Hey there! I’m making a VEX EDR Cortex tutorial series with a friend who’s active on our university team ( I’m a senior in the Mechatronics program at KSU ). It’s an independent project we’re doing to help people who are new to the platform. We plan to make more and would love to hear your feedback. Thanks for reading!
Any reason you chose Cortex over V5?
Since the Cortex was replaced by V5, you should do your project on the V5.
@93870A and @Foster your totally right, but we’re working with what the university has on hand right now. They are potentially looking to upgrade and we’re stoked to make more videos if and when they do. That’s a big reason why we’re looking for feedback, I’m pretty new to both video and Vex and want to do a great job on the V5 videos.
I have watched the videos and I think that the content is pretty good. You have done a good job explaining the mechanical things in detail without watering it down too much. However, you might want to put the audio on both the right and left channels for us stereo bois because it gave me quite a shock when the voice was only on the left in the second video.
lol I can’t believe I cut the audio in mono on one side, I’m such a newb. @Cadaver_42 thanks for the feedback
I really like the idea of your videos, but the important question would be: who is your target audience?
If it is young students who are not familiar with VEX yet, then I feel there are some portions of the video that are a bit too heavy on the theory and might be not as easy for the students to follow. For example, when you talk about gear ratios at 4:30, I would love to see a gearbox with gears that you spin by hand and later a long geartrain that would illustrate how chain is better to transmit power over the longer distances.
On the other hand, if the target audience is older students who are experienced with competing with VEX, then they may find some examples not applicable to VRC. For example, you say that “most of the times you want to drive your traction wheels and let omni wheels to spin freely” at 3:10:
However, that choice depends on the surface on which you intend to drive your robot.

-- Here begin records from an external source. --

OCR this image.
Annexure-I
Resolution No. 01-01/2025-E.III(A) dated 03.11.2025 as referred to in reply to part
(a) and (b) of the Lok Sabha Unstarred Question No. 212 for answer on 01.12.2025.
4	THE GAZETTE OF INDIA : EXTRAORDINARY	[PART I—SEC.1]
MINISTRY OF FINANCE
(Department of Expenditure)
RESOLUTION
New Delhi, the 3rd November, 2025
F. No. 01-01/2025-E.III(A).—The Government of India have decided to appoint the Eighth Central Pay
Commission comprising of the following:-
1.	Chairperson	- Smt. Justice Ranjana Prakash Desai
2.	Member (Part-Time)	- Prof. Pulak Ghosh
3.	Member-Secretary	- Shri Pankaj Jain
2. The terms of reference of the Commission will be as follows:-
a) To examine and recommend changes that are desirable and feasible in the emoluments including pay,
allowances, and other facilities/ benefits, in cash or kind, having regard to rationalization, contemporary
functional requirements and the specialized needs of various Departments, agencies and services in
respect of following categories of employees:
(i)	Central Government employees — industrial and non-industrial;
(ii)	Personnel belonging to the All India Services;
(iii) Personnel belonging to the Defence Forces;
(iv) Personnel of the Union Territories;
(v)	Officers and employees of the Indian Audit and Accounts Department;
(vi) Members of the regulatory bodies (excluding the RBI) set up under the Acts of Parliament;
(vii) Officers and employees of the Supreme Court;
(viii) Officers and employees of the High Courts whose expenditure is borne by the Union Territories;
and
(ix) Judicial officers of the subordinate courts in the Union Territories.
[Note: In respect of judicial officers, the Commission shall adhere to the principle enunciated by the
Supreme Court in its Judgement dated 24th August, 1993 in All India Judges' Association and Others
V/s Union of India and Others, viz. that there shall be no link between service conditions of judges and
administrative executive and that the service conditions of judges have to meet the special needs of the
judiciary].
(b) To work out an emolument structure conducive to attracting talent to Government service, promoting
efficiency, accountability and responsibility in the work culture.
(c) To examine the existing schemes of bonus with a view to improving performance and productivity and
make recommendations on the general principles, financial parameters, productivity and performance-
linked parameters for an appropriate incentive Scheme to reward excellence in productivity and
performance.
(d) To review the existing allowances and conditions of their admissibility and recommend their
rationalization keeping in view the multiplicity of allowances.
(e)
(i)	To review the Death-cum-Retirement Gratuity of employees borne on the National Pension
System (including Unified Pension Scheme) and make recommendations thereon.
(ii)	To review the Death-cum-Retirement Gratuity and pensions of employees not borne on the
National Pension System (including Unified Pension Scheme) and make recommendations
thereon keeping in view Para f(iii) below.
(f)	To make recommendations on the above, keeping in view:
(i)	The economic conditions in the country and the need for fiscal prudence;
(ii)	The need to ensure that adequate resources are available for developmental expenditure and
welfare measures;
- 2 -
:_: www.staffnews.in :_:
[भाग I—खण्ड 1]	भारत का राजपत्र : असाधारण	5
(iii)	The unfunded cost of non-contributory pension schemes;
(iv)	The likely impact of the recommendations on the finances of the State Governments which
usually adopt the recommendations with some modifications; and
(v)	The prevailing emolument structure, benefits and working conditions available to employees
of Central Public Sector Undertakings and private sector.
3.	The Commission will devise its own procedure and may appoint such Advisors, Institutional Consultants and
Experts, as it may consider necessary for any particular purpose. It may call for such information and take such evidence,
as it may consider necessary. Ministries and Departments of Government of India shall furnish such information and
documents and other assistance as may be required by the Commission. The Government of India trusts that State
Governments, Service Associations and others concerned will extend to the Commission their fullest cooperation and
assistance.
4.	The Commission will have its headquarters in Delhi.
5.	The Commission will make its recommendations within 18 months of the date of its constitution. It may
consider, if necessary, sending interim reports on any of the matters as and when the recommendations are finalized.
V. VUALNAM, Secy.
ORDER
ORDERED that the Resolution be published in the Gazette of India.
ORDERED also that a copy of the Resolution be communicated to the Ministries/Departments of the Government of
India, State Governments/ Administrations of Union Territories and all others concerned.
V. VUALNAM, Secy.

On the foam tiles for VRC fields omni wheels offer the best traction and most teams use chassis with four powered omni wheels.
Also, you may want to include some slides with mechanism sketches or diagrams, in addition to narration, to make material easy to understand both for visual and auditory learners.
At our university we have an Introduction to Mechatronics class that mainly serves freshman and early transfer students. The class has a lab component where the students first build a clawbot before going on to design and build their own robots for a competition at the end of the semester. The competition is is open to the public and is both the students’ final exam and an opportunity for K-12 to get exposure to robotics. Our primary audience is the group of students in this class.
I’ll forward your comments about the driven vs free omni wheels onto Tim.
You’re right about including more diagrams and real life examples (like the gear box). I’m a visual learner and can appreciate that sentiment . We did these videos using outline and speaking off the cuff. The close ups we had we’re mostly improvised/naturally came up. I think planning those kind of shots into the video next time would go a long way.
@technik3k this is really helpful, thank you for taking the time to leave such thoughtful comments.